The wrestling room at Graham High School in St. Paris, Ohio, where Jim Jordan, now 47, began the athletic career that took him to the University of Wisconsin and two NCAA wrestling championships, contains this sign: "Discipline is doing what you don't want to do when you don't want to do it." Today, as a third-term congressman from Ohio and chairman of the Republican Study Committee, Jordan leads what looks like an ongoing insurgency to discipline his party's leadership in the House of Representatives.
The RSC is the caucus of the most conservative Republicans in the House. Its members are determined to find whether their party's frugality is operational or merely rhetorical. Jordan is serenely confident that those in the caucus mean what they say.

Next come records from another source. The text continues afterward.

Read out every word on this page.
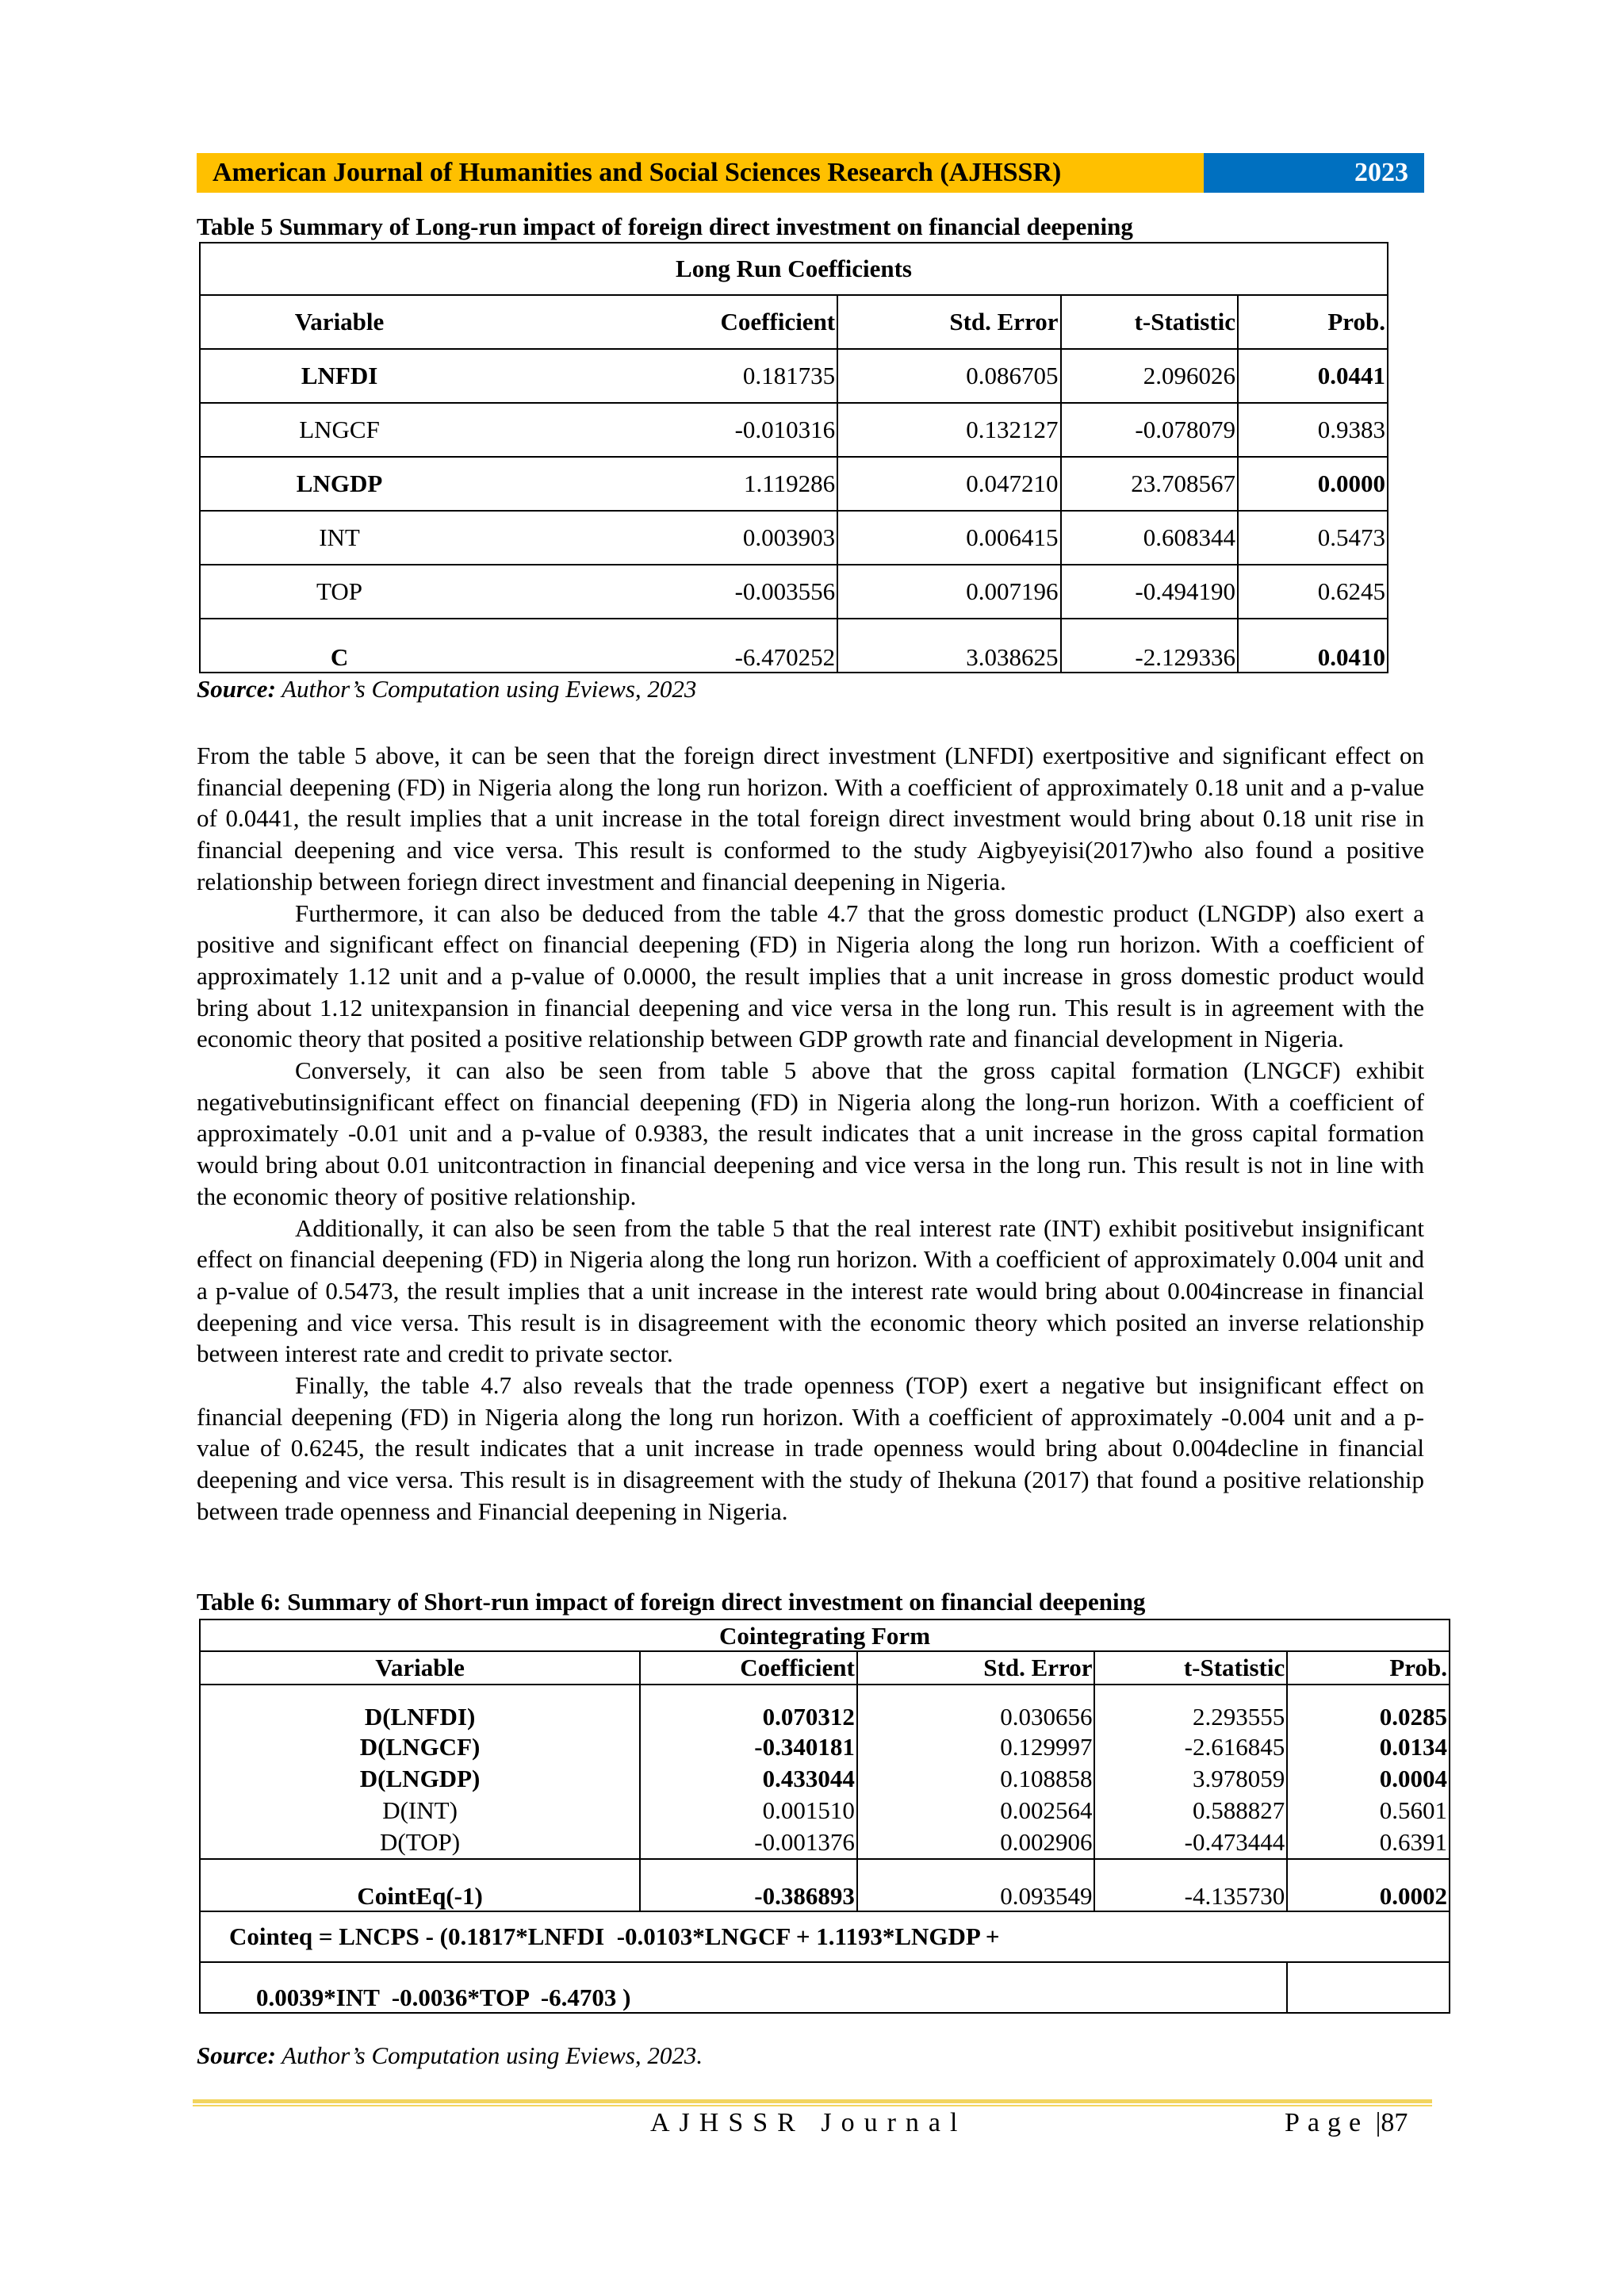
American Journal of Humanities and Social Sciences Research (AJHSSR)	2023
Table 5 Summary of Long-run impact of foreign direct investment on financial deepening
Long Run Coefficients				
Variable	Coefficient	Std. Error	t-Statistic	Prob.
LNFDI	0.181735	0.086705	2.096026	0.0441
LNGCF	-0.010316	0.132127	-0.078079	0.9383
LNGDP	1.119286	0.047210	23.708567	0.0000
INT	0.003903	0.006415	0.608344	0.5473
TOP	-0.003556	0.007196	-0.494190	0.6245
C	-6.470252	3.038625	-2.129336	0.0410
Source: Author’s Computation using Eviews, 2023

From the table 5 above, it can be seen that the foreign direct investment (LNFDI) exertpositive and significant effect on financial deepening (FD) in Nigeria along the long run horizon. With a coefficient of approximately 0.18 unit and a p-value of 0.0441, the result implies that a unit increase in the total foreign direct investment would bring about 0.18 unit rise in financial deepening and vice versa. This result is conformed to the study Aigbyeyisi(2017)who also found a positive relationship between foriegn direct investment and financial deepening in Nigeria.

Furthermore, it can also be deduced from the table 4.7 that the gross domestic product (LNGDP) also exert a positive and significant effect on financial deepening (FD) in Nigeria along the long run horizon. With a coefficient of approximately 1.12 unit and a p-value of 0.0000, the result implies that a unit increase in gross domestic product would bring about 1.12 unitexpansion in financial deepening and vice versa in the long run. This result is in agreement with the economic theory that posited a positive relationship between GDP growth rate and financial development in Nigeria.

Conversely, it can also be seen from table 5 above that the gross capital formation (LNGCF) exhibit negativebutinsignificant effect on financial deepening (FD) in Nigeria along the long-run horizon. With a coefficient of approximately -0.01 unit and a p-value of 0.9383, the result indicates that a unit increase in the gross capital formation would bring about 0.01 unitcontraction in financial deepening and vice versa in the long run. This result is not in line with the economic theory of positive relationship.

Additionally, it can also be seen from the table 5 that the real interest rate (INT) exhibit positivebut insignificant effect on financial deepening (FD) in Nigeria along the long run horizon. With a coefficient of approximately 0.004 unit and a p-value of 0.5473, the result implies that a unit increase in the interest rate would bring about 0.004increase in financial deepening and vice versa. This result is in disagreement with the economic theory which posited an inverse relationship between interest rate and credit to private sector.

Finally, the table 4.7 also reveals that the trade openness (TOP) exert a negative but insignificant effect on financial deepening (FD) in Nigeria along the long run horizon. With a coefficient of approximately -0.004 unit and a p-value of 0.6245, the result indicates that a unit increase in trade openness would bring about 0.004decline in financial deepening and vice versa. This result is in disagreement with the study of Ihekuna (2017) that found a positive relationship between trade openness and Financial deepening in Nigeria.

Table 6: Summary of Short-run impact of foreign direct investment on financial deepening
Cointegrating Form				
Variable	Coefficient	Std. Error	t-Statistic	Prob.
D(LNFDI)	0.070312	0.030656	2.293555	0.0285
D(LNGCF)	-0.340181	0.129997	-2.616845	0.0134
D(LNGDP)	0.433044	0.108858	3.978059	0.0004
D(INT)	0.001510	0.002564	0.588827	0.5601
D(TOP)	-0.001376	0.002906	-0.473444	0.6391
CointEq(-1)	-0.386893	0.093549	-4.135730	0.0002
Cointeq = LNCPS - (0.1817*LNFDI  -0.0103*LNGCF + 1.1193*LNGDP +				
0.0039*INT  -0.0036*TOP  -6.4703 )				
Source: Author’s Computation using Eviews, 2023.
AJHSSR Journal	Page |87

Recently, the RSC, which includes more than 170 of the 241 Republican House members and more than 70 of the 87 freshmen, told the party's House leaders - every one of them very conservative - that their proposed budget cuts were too timid. The RSC, which has produced a plan to cut $2.5 trillion from federal spending over the next 10 years, rejected the leadership's proposal to cut fiscal 2011 spending less than $100 billion. And the leadership bowed to the led. The RSC, which Jordan says "helps Republicans remember we're Republicans," is not the tail that wags the dog. It essentially is the dog.
So House conservatives aced their first test of their sincerity about spending. But will the dog take a big bite out of a sacred cow, such as farm subsidies?
Michael Tanner of the libertarian Cato Institute notes that 24 of the RSC's members are on the House Agriculture Committee and that farm income in 2010 was $92.5 billion, 34 percent higher than in 2009. Even subtracting government payments, farm income was 28.8 percent higher than the average of the preceding decade. And 73 percent of all farm subsidies go to the wealthiest 10 percent of recipients. Jordan's district in west-central Ohio receives $30 million in direct payments, putting it among the top 50 beneficiaries of such subsidies.
Asked about this, Jordan smiles like Albert Pujols watching the approach of a hanging curveball. He says that he recently met with some corn growers who were in Washington to try to protect their programs, including the ethanol fiasco, and he told them, in the nicest possible way, that he is all for ethanol - to the extent that the market pronounces it viable. But, he says, the government subsidizes its production, protects it with tariffs and mandates the use of it - and still it cannot thrive in this rigged market.
How did the corn growers take this? Jordan laughs: "They know I'm just one of those crazy conservatives."
His explanation of why he got into politics is a verbal shrug: "You get married and have kids" - he has four - "and you get sick of having the government take your money and tell you what to do. I'm just a conservative guy." And an athlete looking for a surrogate sport.
One of the surprising number of representatives who sleep in their offices (why rent an apartment, Jordan wonders, when Congress will keep him in Washington just six nights in February?), he is in politics partly because he is too old to wrestle and too young to dampen his ferocious competitive fires. To spend an hour with him is to understand that the 112th Congress is going to be tumultuous.
Jordan is an apple that fell far from the tree, but the tree has moved toward the apple. His father was a Democrat, a member of the International Union of Electrical Workers who retired at age 48 after 30 years with General Motors and now, at 66, is a successful Ohio businessman. He makes bows for bow hunters, votes Republican and listens to Rush Limbaugh.
Many Republicans will urge Jordan to run next year against Sherrod Brown, Ohio's liberal freshman senator. Jordan is disinclined because it would limit his ability to attend his son's high school wrestling matches. Jordan's high school wrestling record was 150-1. The RSC's record in this Congress is, so far, slightly better. On March 4, however, the continuing resolution currently funding the government expires; next, the government's borrowing will bump up against the debt ceiling. Jordan is determined that the RSC, using both deadlines as leverage for spending cuts, will then still be undefeated.